La tara è venuta dal nulla? Macché, lo si dice – ma è falso, davvero. Qualcuno sussurra: la madre, la madre, è quella che è andata – con chi? Con il padre, o forse un fratello (o ancora un cugino semmai). La tara esisteva in famiglia, È sicuro. Un cancro nascosto, il male al cervello – che mina la carne e impregna il cervello di cupa follia. Che è poi un bel ragazzo! Si dice (l’hai visto? L’ho visto, sì, un giorno, portandolo a casa, è sceso un momento, aveva un mantello, e pallido in viso, l’ho visto – era bello…).

Ma scrive – è un poeta. Di fresca pazzia: è la penna sua. Lui sa quel che è. Un pazzo: lo dice (lui ride di sé). Non serve esser pazzi ad esser poeti (è lui il primo a dirlo); lo credono gli altri. Non sa, quel che è grave, qual è il valor suo: un vero poeta o un folle che scrive i pensieri, perfino su carta?

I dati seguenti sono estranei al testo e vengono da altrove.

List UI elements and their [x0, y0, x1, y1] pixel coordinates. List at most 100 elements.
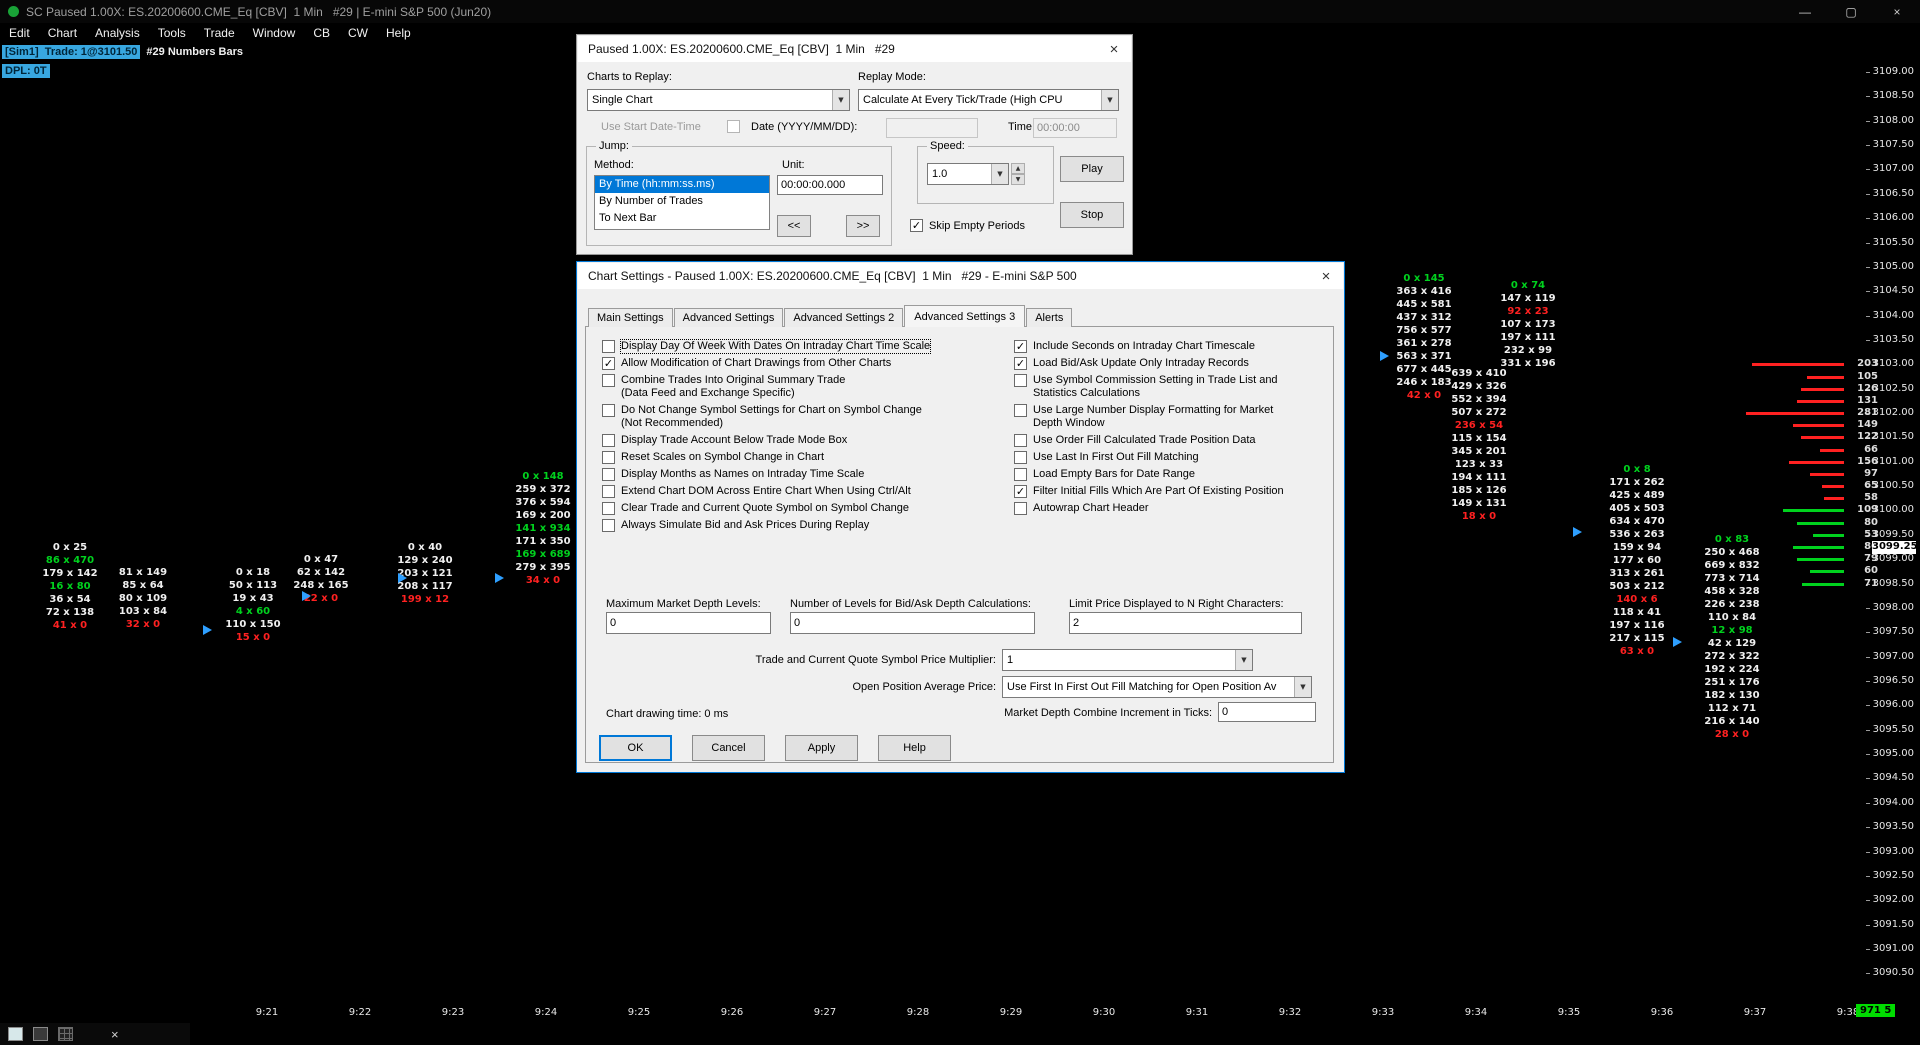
numbers-bar-line: 634 x 470 — [1577, 515, 1697, 528]
jump-method-option[interactable]: To Next Bar — [595, 210, 769, 227]
limit-price-input[interactable]: 2 — [1069, 612, 1302, 634]
cancel-button[interactable]: Cancel — [692, 735, 765, 761]
spinner-up-icon[interactable]: ▲ — [1011, 163, 1025, 174]
chart-tab-icon-2[interactable] — [33, 1027, 48, 1041]
settings-dialog-titlebar[interactable]: Chart Settings - Paused 1.00X: ES.202006… — [578, 263, 1343, 289]
open-position-select[interactable]: Use First In First Out Fill Matching for… — [1002, 676, 1312, 698]
chevron-down-icon[interactable]: ▼ — [1235, 650, 1252, 670]
numbers-bar-line: 149 x 131 — [1419, 497, 1539, 510]
max-depth-input[interactable]: 0 — [606, 612, 771, 634]
checkbox-unchecked[interactable] — [1014, 404, 1027, 417]
tab-advanced-settings-2[interactable]: Advanced Settings 2 — [784, 308, 903, 327]
tab-advanced-settings[interactable]: Advanced Settings — [674, 308, 784, 327]
charts-to-replay-select[interactable]: Single Chart ▼ — [587, 89, 850, 111]
volume-profile-bar — [1783, 509, 1844, 512]
minimize-icon[interactable]: — — [1782, 0, 1828, 23]
play-button[interactable]: Play — [1060, 156, 1124, 182]
volume-profile-bar — [1810, 473, 1844, 476]
chart-tab-icon[interactable] — [8, 1027, 23, 1041]
chevron-down-icon[interactable]: ▼ — [991, 164, 1008, 184]
jump-unit-label: Unit: — [782, 159, 805, 171]
price-tick — [1866, 973, 1870, 974]
volume-profile-bar — [1801, 436, 1844, 439]
menu-item-help[interactable]: Help — [377, 26, 420, 40]
replay-dialog-titlebar[interactable]: Paused 1.00X: ES.20200600.CME_Eq [CBV] 1… — [578, 36, 1131, 62]
checkbox-unchecked[interactable] — [1014, 374, 1027, 387]
jump-method-option[interactable]: By Time (hh:mm:ss.ms) — [595, 176, 769, 193]
time-axis-label: 9:26 — [721, 1007, 743, 1018]
numbers-bar-line: 208 x 117 — [365, 580, 485, 593]
price-scale-label: 3107.50 — [1873, 139, 1914, 150]
tab-advanced-settings-3[interactable]: Advanced Settings 3 — [904, 305, 1025, 327]
checkbox-unchecked[interactable] — [1014, 451, 1027, 464]
checkbox-checked[interactable]: ✓ — [1014, 357, 1027, 370]
jump-method-option[interactable]: By Number of Trades — [595, 193, 769, 210]
use-start-checkbox[interactable] — [727, 120, 740, 133]
checkbox-label: Display Trade Account Below Trade Mode B… — [621, 434, 847, 447]
skip-empty-checkbox[interactable]: ✓ — [910, 219, 923, 232]
chevron-down-icon[interactable]: ▼ — [1294, 677, 1311, 697]
apply-button[interactable]: Apply — [785, 735, 858, 761]
volume-profile-bar — [1793, 546, 1844, 549]
jump-forward-button[interactable]: >> — [846, 215, 880, 237]
checkbox-unchecked[interactable] — [602, 434, 615, 447]
stop-button[interactable]: Stop — [1060, 202, 1124, 228]
checkbox-unchecked[interactable] — [602, 519, 615, 532]
levels-input[interactable]: 0 — [790, 612, 1035, 634]
replay-mode-select[interactable]: Calculate At Every Tick/Trade (High CPU … — [858, 89, 1119, 111]
menu-item-analysis[interactable]: Analysis — [86, 26, 149, 40]
menu-item-cb[interactable]: CB — [304, 26, 339, 40]
jump-back-button[interactable]: << — [777, 215, 811, 237]
numbers-bar-line: 345 x 201 — [1419, 445, 1539, 458]
checkbox-unchecked[interactable] — [1014, 468, 1027, 481]
checkbox-unchecked[interactable] — [602, 485, 615, 498]
checkbox-unchecked[interactable] — [602, 404, 615, 417]
checkbox-checked[interactable]: ✓ — [1014, 340, 1027, 353]
menu-item-edit[interactable]: Edit — [0, 26, 39, 40]
price-scale-label: 3107.00 — [1873, 163, 1914, 174]
menu-item-chart[interactable]: Chart — [39, 26, 86, 40]
charts-to-replay-label: Charts to Replay: — [587, 71, 672, 83]
ok-button[interactable]: OK — [599, 735, 672, 761]
tab-alerts[interactable]: Alerts — [1026, 308, 1072, 327]
close-icon[interactable]: × — [1874, 0, 1920, 23]
numbers-bar-line: 0 x 83 — [1672, 533, 1792, 546]
chevron-down-icon[interactable]: ▼ — [832, 90, 849, 110]
menu-item-window[interactable]: Window — [244, 26, 305, 40]
multiplier-select[interactable]: 1 ▼ — [1002, 649, 1253, 671]
tile-windows-icon[interactable] — [58, 1027, 73, 1041]
date-input — [886, 118, 978, 138]
chevron-down-icon[interactable]: ▼ — [1101, 90, 1118, 110]
time-label: Time: — [1008, 121, 1035, 133]
volume-profile-value: 65 — [1846, 480, 1878, 491]
menu-item-tools[interactable]: Tools — [149, 26, 195, 40]
checkbox-unchecked[interactable] — [602, 451, 615, 464]
price-scale-label: 3098.50 — [1873, 578, 1914, 589]
help-button[interactable]: Help — [878, 735, 951, 761]
checkbox-unchecked[interactable] — [602, 374, 615, 387]
settings-tabs: Main SettingsAdvanced SettingsAdvanced S… — [588, 305, 1073, 327]
checkbox-unchecked[interactable] — [602, 468, 615, 481]
speed-select[interactable]: 1.0 ▼ — [927, 163, 1009, 185]
checkbox-checked[interactable]: ✓ — [1014, 485, 1027, 498]
numbers-bar-line: 197 x 111 — [1468, 331, 1588, 344]
numbers-bar-line: 92 x 23 — [1468, 305, 1588, 318]
combine-input[interactable]: 0 — [1218, 702, 1316, 722]
checkbox-checked[interactable]: ✓ — [602, 357, 615, 370]
settings-dialog-close-icon[interactable]: × — [1309, 263, 1343, 289]
checkbox-unchecked[interactable] — [1014, 434, 1027, 447]
checkbox-unchecked[interactable] — [602, 502, 615, 515]
jump-unit-input[interactable]: 00:00:00.000 — [777, 175, 883, 195]
menu-item-cw[interactable]: CW — [339, 26, 377, 40]
maximize-icon[interactable]: ▢ — [1828, 0, 1874, 23]
settings-checkbox-row: Use Symbol Commission Setting in Trade L… — [1014, 374, 1284, 400]
window-titlebar[interactable]: SC Paused 1.00X: ES.20200600.CME_Eq [CBV… — [0, 0, 1920, 23]
checkbox-unchecked[interactable] — [1014, 502, 1027, 515]
replay-dialog-close-icon[interactable]: × — [1097, 36, 1131, 62]
time-axis-label: 9:35 — [1558, 1007, 1580, 1018]
tab-main-settings[interactable]: Main Settings — [588, 308, 673, 327]
close-chart-icon[interactable]: × — [111, 1027, 119, 1042]
checkbox-unchecked[interactable] — [602, 340, 615, 353]
spinner-down-icon[interactable]: ▼ — [1011, 174, 1025, 185]
menu-item-trade[interactable]: Trade — [195, 26, 244, 40]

Non serve poesia, per essere pazzi – è l’altra sentenza del nostro malato. I bimbi, in paese, ne parlano a tratti – e con lo spavento dei vaghi discorsi rubati alla casa: un pazzo, da anni in quel luogo – non ne uscirà mai. O solo da morto. Sepolto, ciascuno ne avrà un suo sollievo taciuto.

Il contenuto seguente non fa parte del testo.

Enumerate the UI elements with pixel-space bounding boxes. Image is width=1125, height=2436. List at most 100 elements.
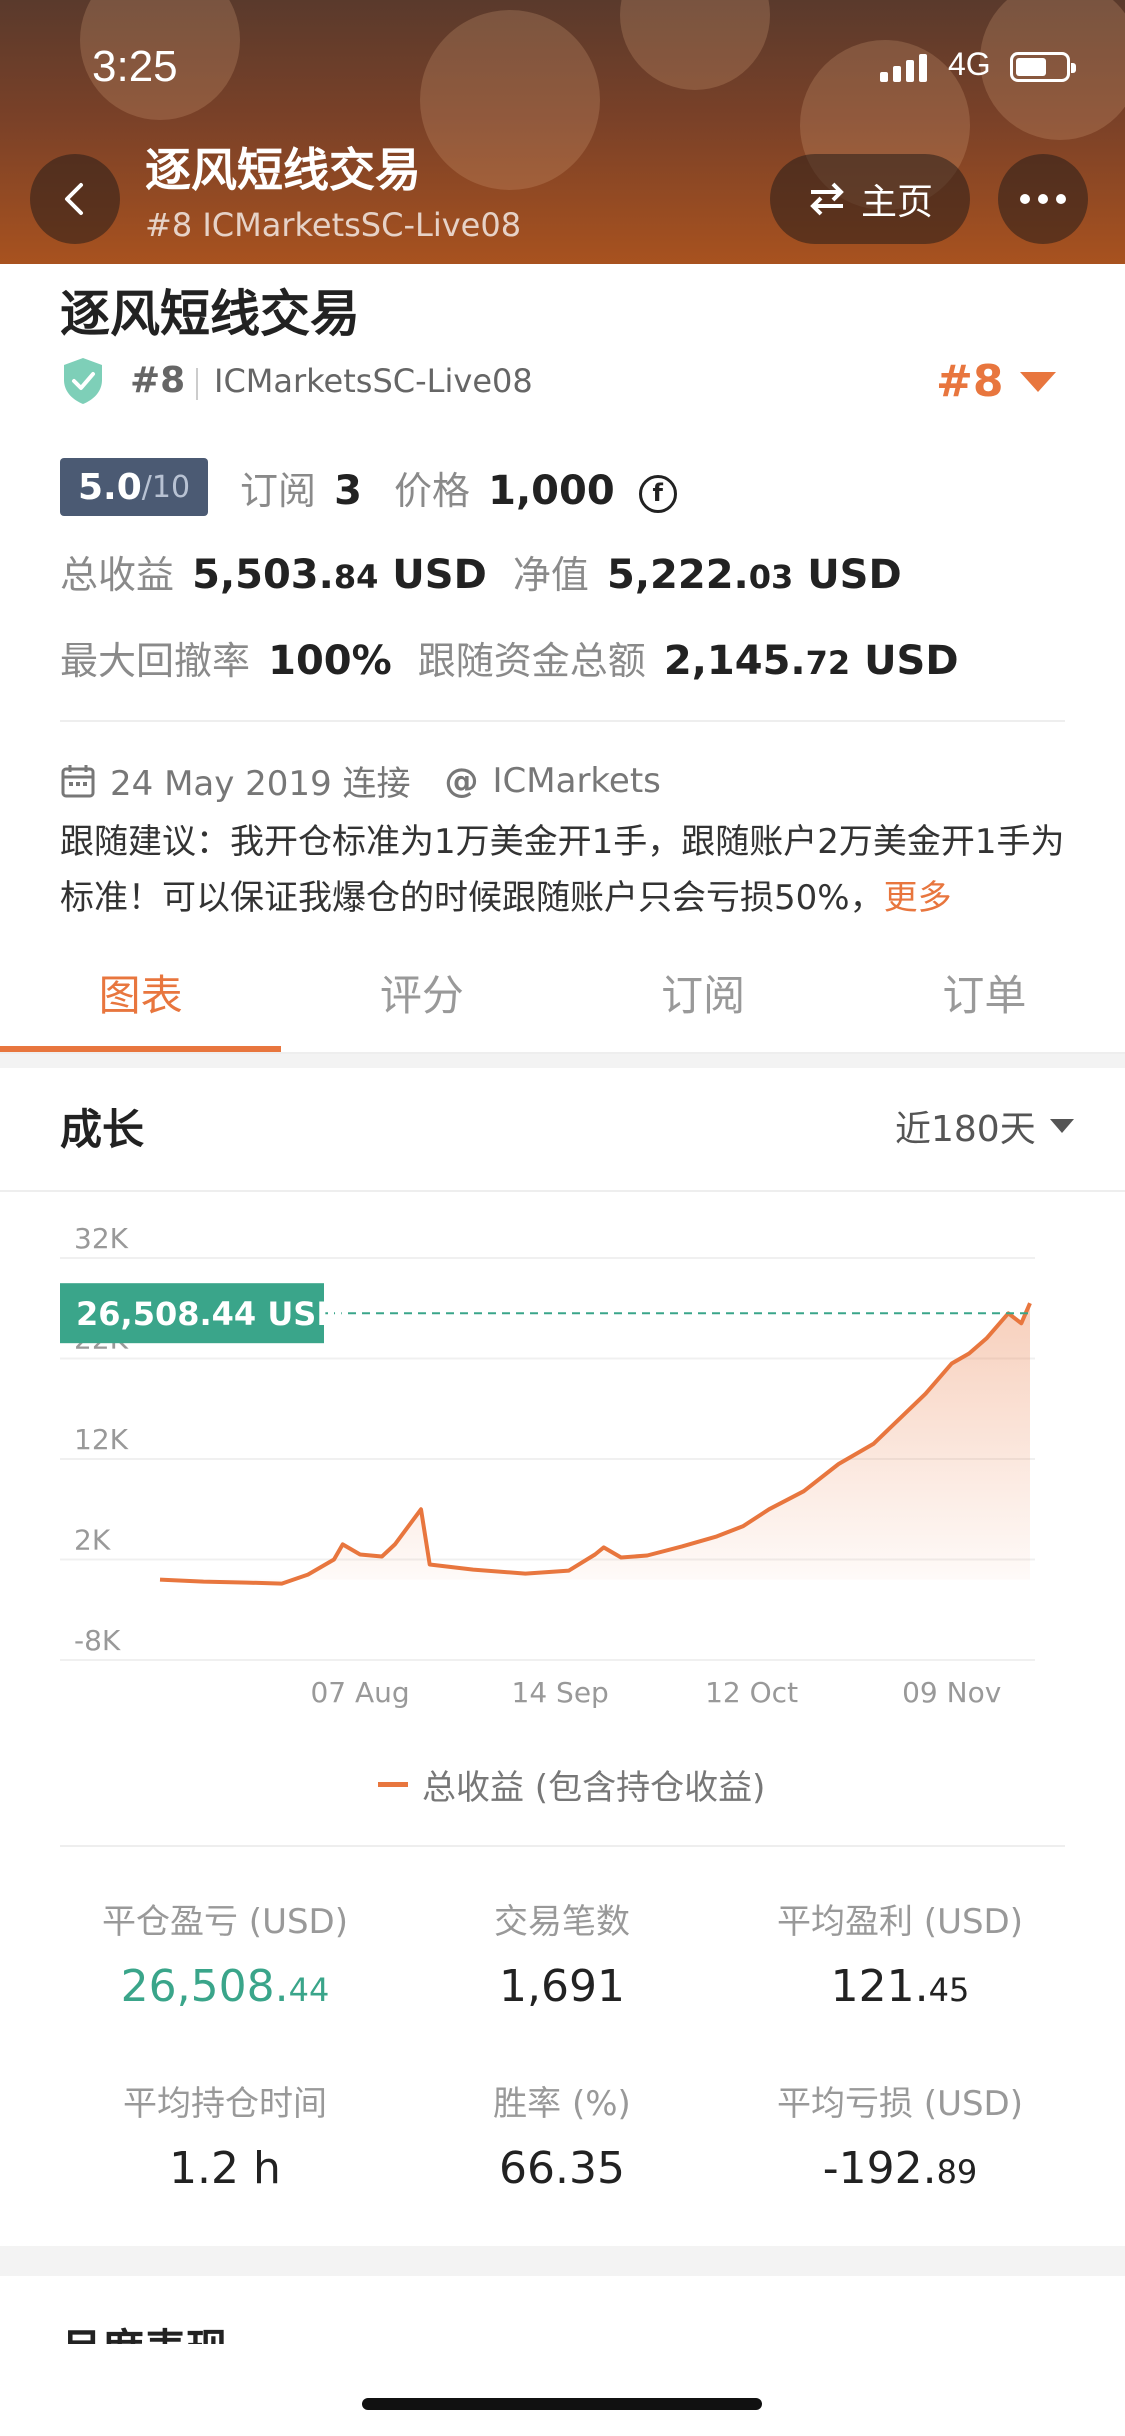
price-value: 1,000 [488,468,615,514]
stat-label: 交易笔数 [494,1902,630,1942]
x-tick-label: 14 Sep [512,1676,609,1709]
equity-label: 净值 [512,553,589,597]
stat-closed-pnl: 平仓盈亏 (USD) 26,508.44 [60,1894,390,2012]
subscribe-price-row: 订阅 3 价格 1,000 f [240,460,677,515]
stat-value: 1.2 h [169,2143,281,2194]
caret-down-icon[interactable] [1020,372,1056,392]
legend-label: 总收益 (包含持仓收益) [422,1768,766,1808]
tab-bar: 图表 评分 订阅 订单 [0,948,1125,1052]
connect-date: 24 May 2019 连接 [110,764,411,804]
y-tick-label: 32K [74,1222,129,1255]
stat-value: 121.45 [830,1961,970,2012]
header-subtitle: #8 ICMarketsSC-Live08 [145,206,522,244]
y-tick-label: -8K [74,1624,121,1657]
total-profit-decimal: 84 [333,558,379,596]
verified-shield-icon [64,358,102,404]
score-value: 5.0 [77,466,142,508]
x-tick-label: 09 Nov [902,1676,1001,1709]
stat-value: 26,508.44 [120,1961,330,2012]
chevron-left-icon [65,183,83,215]
series-area [160,1303,1030,1584]
total-profit-label: 总收益 [60,553,175,597]
divider [196,368,198,400]
more-dots-icon [1020,194,1066,204]
subscribe-label: 订阅 [240,469,317,513]
stat-label: 平仓盈亏 (USD) [102,1902,348,1942]
divider [60,1845,1065,1847]
total-profit-value: 5,503. [192,552,334,598]
follow-funds-unit: USD [864,638,959,684]
stat-value: 66.35 [499,2143,625,2194]
price-label: 价格 [394,469,471,513]
stat-label: 平均亏损 (USD) [777,2084,1023,2124]
follow-funds-label: 跟随资金总额 [417,639,646,683]
drawdown-row: 最大回撤率 100% 跟随资金总额 2,145.72 USD [60,630,965,685]
tab-orders[interactable]: 订单 [844,948,1125,1052]
equity-value: 5,222. [607,552,749,598]
equity-unit: USD [807,552,902,598]
follow-funds-decimal: 72 [805,644,851,682]
signal-icon [880,52,927,82]
profit-row: 总收益 5,503.84 USD 净值 5,222.03 USD [60,544,908,599]
monthly-section-title: 月度表现 [60,2316,228,2344]
growth-title: 成长 [60,1105,145,1154]
coin-icon: f [638,474,677,513]
follow-advice: 跟随建议：我开仓标准为1万美金开1手，跟随账户2万美金开1手为标准！可以保证我爆… [60,814,1070,926]
stat-avg-profit: 平均盈利 (USD) 121.45 [735,1894,1065,2012]
range-selector[interactable]: 近180天 [895,1100,1074,1152]
header-title: 逐风短线交易 [145,143,421,197]
back-button[interactable] [30,154,120,244]
divider [60,720,1065,722]
stat-avg-hold-time: 平均持仓时间 1.2 h [60,2076,390,2194]
home-button-label: 主页 [860,182,933,223]
total-profit-unit: USD [392,552,487,598]
caret-down-icon [1049,1119,1074,1133]
swap-icon [810,182,844,216]
stat-value: 1,691 [499,1961,625,2012]
home-button[interactable]: 主页 [770,154,970,244]
stat-label: 平均盈利 (USD) [777,1902,1023,1942]
legend-swatch [378,1782,408,1787]
score-badge: 5.0/10 [60,458,208,516]
x-tick-label: 12 Oct [705,1676,798,1709]
tab-rating[interactable]: 评分 [281,948,562,1052]
stat-label: 平均持仓时间 [123,2084,327,2124]
max-drawdown-label: 最大回撤率 [60,639,251,683]
stat-win-rate: 胜率 (%) 66.35 [397,2076,727,2194]
equity-decimal: 03 [748,558,794,596]
server-name: ICMarketsSC-Live08 [214,362,533,400]
stat-avg-loss: 平均亏损 (USD) -192.89 [735,2076,1065,2194]
home-indicator[interactable] [362,2398,762,2410]
more-link[interactable]: 更多 [884,878,952,918]
growth-chart: 32K22K12K2K-8K 07 Aug14 Sep12 Oct09 Nov … [60,1222,1035,1709]
battery-icon [1010,52,1076,82]
rank-inline: #8 [130,360,186,401]
tab-subscribe[interactable]: 订阅 [563,948,844,1052]
x-axis: 07 Aug 14 Sep 12 Oct 09 Nov [310,1676,1001,1709]
range-label: 近180天 [895,1109,1036,1150]
status-time: 3:25 [92,42,178,91]
stat-value: -192.89 [822,2143,978,2194]
more-button[interactable] [998,154,1088,244]
max-drawdown-value: 100% [268,638,392,684]
score-max: /10 [141,469,191,505]
calendar-icon [61,764,95,797]
status-bar: 3:25 4G [0,0,1125,130]
meta-row: 24 May 2019 连接 @ ICMarkets [60,756,661,805]
stat-label: 胜率 (%) [493,2084,631,2124]
y-tick-label: 2K [74,1524,111,1557]
rank-dropdown[interactable]: #8 [936,356,1003,407]
header: 3:25 4G 逐风短线交易 #8 ICMarketsSC-Live08 主页 [0,0,1125,264]
trader-name: 逐风短线交易 [60,285,360,343]
chart-legend: 总收益 (包含持仓收益) [378,1760,765,1809]
stat-trade-count: 交易笔数 1,691 [397,1894,727,2012]
follow-funds-value: 2,145. [663,638,806,684]
network-type: 4G [948,46,991,82]
y-tick-label: 12K [74,1423,129,1456]
at-icon: @ [444,760,479,801]
broker-name: ICMarkets [492,760,661,801]
x-tick-label: 07 Aug [310,1676,409,1709]
section-spacer [0,1054,1125,1068]
tab-chart[interactable]: 图表 [0,948,281,1052]
subscribe-count: 3 [334,468,362,514]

La zia, la contessa: lo ama. Ne ha orrore, s’intenda. È andata una volta a trovarlo (col padre) e ha colto il terribile odore del mostro, la sua malattia; e buio, e sporcizia, e tetri sorrisi del matto . Sognava un esilio più dolce, la donna (il folle, estenuato, nel buio, che pensa parole d’amore). Quel che non risponde al suo sogno, l’attrae. È solo un demente, c’è un gusto di vecchio e di morte in quei suoi vent’anni – vent’anni da poco. Per poco non svenne (sorretta dal padre); è stato tremendo, sì è vero, terribile a dirsi – che cosa mostruosa! È l’unico figlio, è di sua sorella.

Nel letto, alla notte, la zia spaventata non pensa che a lui. È sporco, s’intende. Avrebbe una vita, una donna – non fosse che un folle. Andare da lui, l’idea, si fa strada. La zia è corteggiata, e ha anche un marito, imbelle in cravatta intento all’azienda (gli affari, gli affari, si portano avanti, ma che sacrifici! Che tasse! Che tempi! Del resto, che fare?).

Ma lei è innamorata; del male nascosto, ma puro (di pura bellezza risplende nel tetro dolore). Ha il cancro del tempo passato, su sé – l’orrendo avvenire che attende, senz’altro, un figlio un domani.

È questo il pensiero che indugia tra le mani bianche, la sera, al silenzio del fresco giardino. Vorrebbe che il figlio nascesse da lei (l’idiota in cravatta a fargli da padre, per tutti). E non sarà folle, quel figlio, ma bello, e splendente – lei questo lo sa, lo sa bene.